As I’ve grown older, I feel differently about death than I did when I was 13. As an adolescent, I was afraid of my mortality. My extinction. As a Christian, I lost my fear of death.
But as middle-aged man, what I find bothersome about the prospect of death is not my demise, but the demise of others who make life worthwhile. That’s not a perspective which the average adolescent can enjoy. That perspective is inherently retrospective rather than prospective. It takes a certain amount of life-experience to look in the rearview mirror.
Or, to vary the metaphor, it’s like being on a passenger boat. Some passengers came aboard before you do, and disembark before you do.
When I was 13, I hadn’t lost anyone or anything I deeply cared about. But by the time you arrive at a certain age, the losses have a cumulative impact.
This is a theme in the vampiric genre, where immortality can be a curse. You outlive everyone and everything you ever cared about. The isolation is unbearable.
If I were an unbeliever, this would pose a dilemma. I’d retain my fear of death. But life would also become unbearable. There’s a point beyond which it ceases be fulfilling. Death is bad, but life is bad.
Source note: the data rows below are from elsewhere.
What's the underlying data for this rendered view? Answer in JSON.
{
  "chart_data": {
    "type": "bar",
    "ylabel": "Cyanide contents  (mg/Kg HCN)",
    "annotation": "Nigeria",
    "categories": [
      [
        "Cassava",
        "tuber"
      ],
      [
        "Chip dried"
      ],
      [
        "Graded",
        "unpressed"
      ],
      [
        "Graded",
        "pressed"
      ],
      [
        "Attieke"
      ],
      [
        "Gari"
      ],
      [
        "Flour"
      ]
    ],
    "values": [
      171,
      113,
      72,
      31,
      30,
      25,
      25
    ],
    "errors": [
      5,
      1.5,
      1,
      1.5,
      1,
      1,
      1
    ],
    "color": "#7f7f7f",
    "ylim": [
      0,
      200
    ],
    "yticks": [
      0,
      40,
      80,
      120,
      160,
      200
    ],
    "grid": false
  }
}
Indeed, many people die because they lose their will to live. There’s insufficient reason to carry one. Too many inconsolable losses. To few compensations. When a loved one dies, a part of them dies. Like a tree with heart rot, they look healthy on the outside, but they are dying from the inside out.
It’s hard to enjoy life if you can’t share a pleasant experience with someone else. To be sure, there’s a sense in which a spouse and kids take the place of parents and grandparents. But certain people are irreplaceable. And kids grow up, move away. And one spouse predeceases another. And childhood friends pass away.
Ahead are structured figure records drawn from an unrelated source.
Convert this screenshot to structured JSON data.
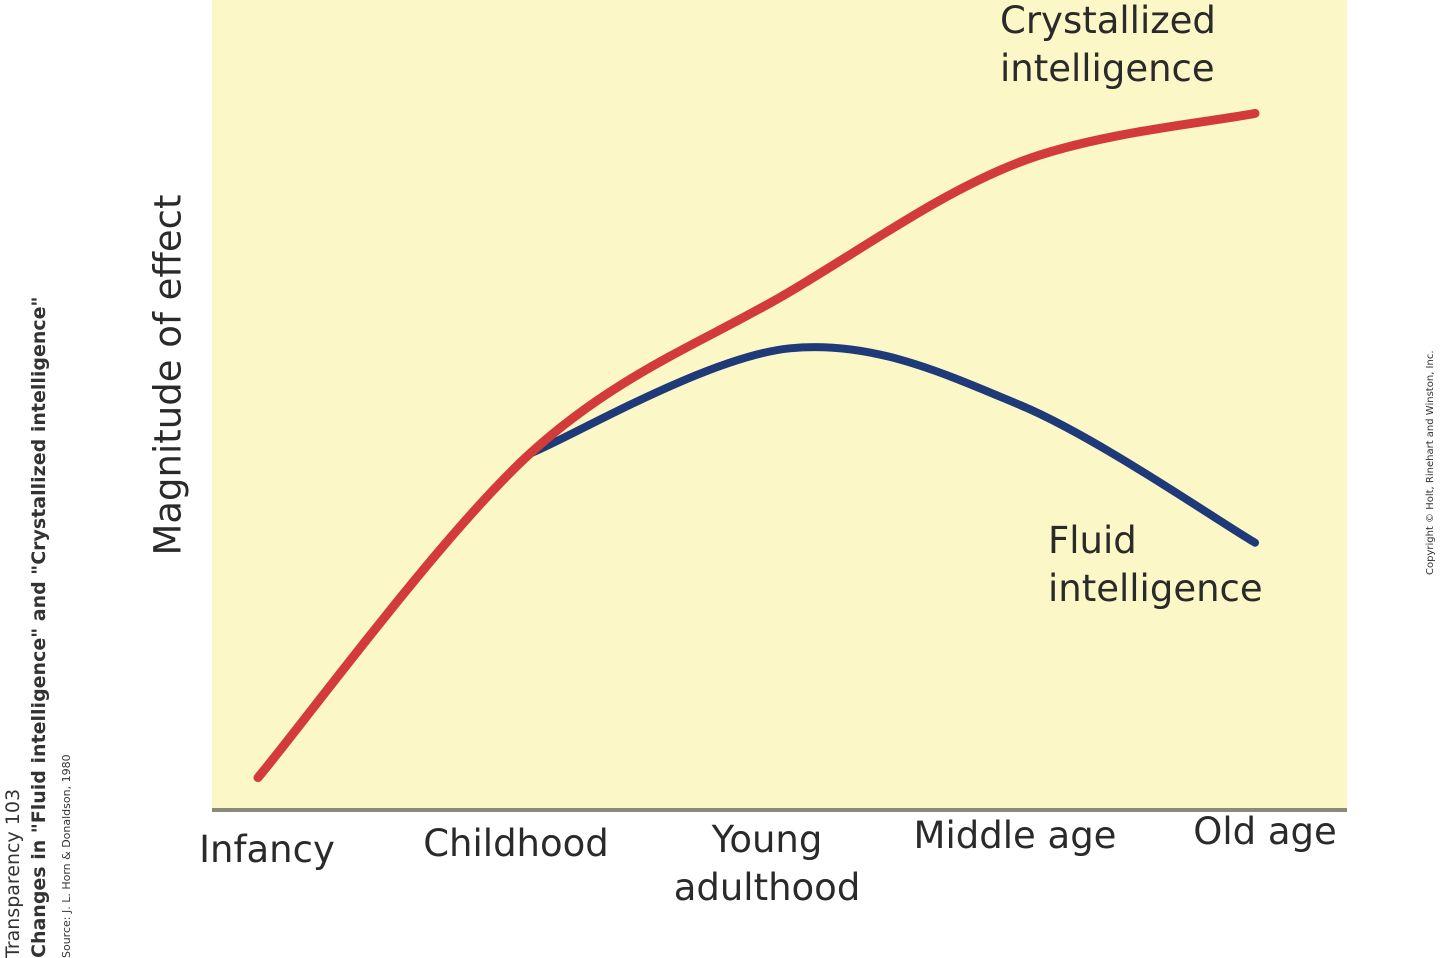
{
  "chart_data": {
    "type": "line",
    "title": "",
    "xlabel": "",
    "ylabel": "Magnitude of effect",
    "categories": [
      "Infancy",
      "Childhood",
      "Young\nadulthood",
      "Middle age",
      "Old age"
    ],
    "ylim": [
      0,
      100
    ],
    "grid": false,
    "series": [
      {
        "name": "Crystallized\nintelligence",
        "color": "#d33b3b",
        "values": [
          4,
          44,
          64,
          80,
          86
        ]
      },
      {
        "name": "Fluid\nintelligence",
        "color": "#1f3a78",
        "values": [
          null,
          44,
          57,
          50,
          33
        ]
      }
    ],
    "background_color": "#fcf7c6"
  },
  "side_caption": {
    "line1": "Transparency 103",
    "line2": "Changes in \"Fluid intelligence\" and \"Crystallized intelligence\"",
    "line3": "Source: J. L. Horn & Donaldson, 1980"
  },
  "copyright": "Copyright © Holt, Rinehart and Winston, Inc."
}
Seeing others die can be more painful than lying on your own deathbed. You’re left with memories—bittersweet memories which remind you of the loss. The gaping hole where a person used to be.
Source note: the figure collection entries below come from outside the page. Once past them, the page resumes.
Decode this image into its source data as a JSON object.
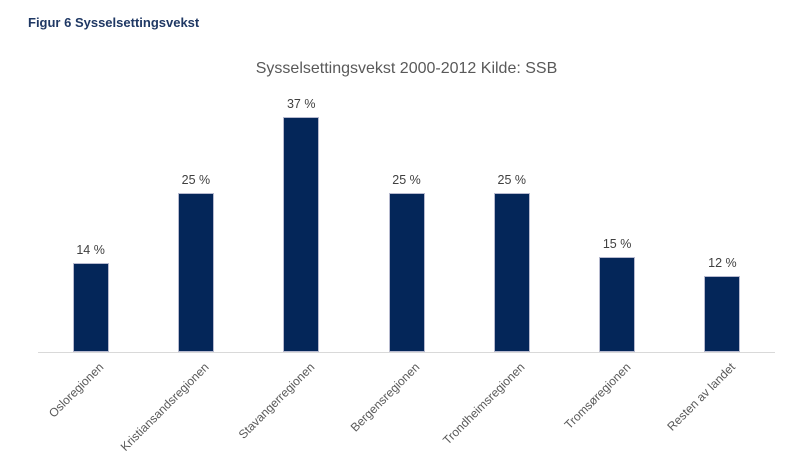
{
  "figure_caption": "Figur 6 Sysselsettingsvekst",
  "colors": {
    "background": "#ffffff",
    "caption_text": "#1f3864",
    "chart_title_text": "#595959",
    "bar_fill": "#042659",
    "bar_border": "#b7bacf",
    "axis_line": "#d9d9d9",
    "category_label_text": "#595959",
    "value_label_text": "#404040"
  },
  "chart_data": {
    "type": "bar",
    "title": "Sysselsettingsvekst 2000-2012 Kilde: SSB",
    "xlabel": "",
    "ylabel": "",
    "categories": [
      "Osloregionen",
      "Kristiansandsregionen",
      "Stavangerregionen",
      "Bergensregionen",
      "Trondheimsregionen",
      "Tromsøregionen",
      "Resten av landet"
    ],
    "values": [
      14,
      25,
      37,
      25,
      25,
      15,
      12
    ],
    "value_labels": [
      "14 %",
      "25 %",
      "37 %",
      "25 %",
      "25 %",
      "15 %",
      "12 %"
    ],
    "unit": "%",
    "ylim": [
      0,
      40
    ],
    "grid": false,
    "legend": "none",
    "category_label_rotation_deg": -45
  }
}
You mourn your loss, but in some cases you mourn their loss as well—in case they died in unbelief. You grieve for your own loss, but more so for theirs.
Beyond a certain point, believers are waiting to die because most of their life is both behind them and ahead of them. Waiting for them on the other side. But many unbelievers are waiting to die because their life is behind them. They have nothing left to live for. A past without a future. Nothing ahead, only behind. (Actually, they do have a future, but a very grim future.)
At the same time, I haven’t revised my theology to accommodate my revised outlook. I’m not a universalist. I don’t assume that everyone and everything I cared about will be restored to me. So the atheistic explanation doesn’t explain my outlook at any stage of life. And that’s true of Christians generally.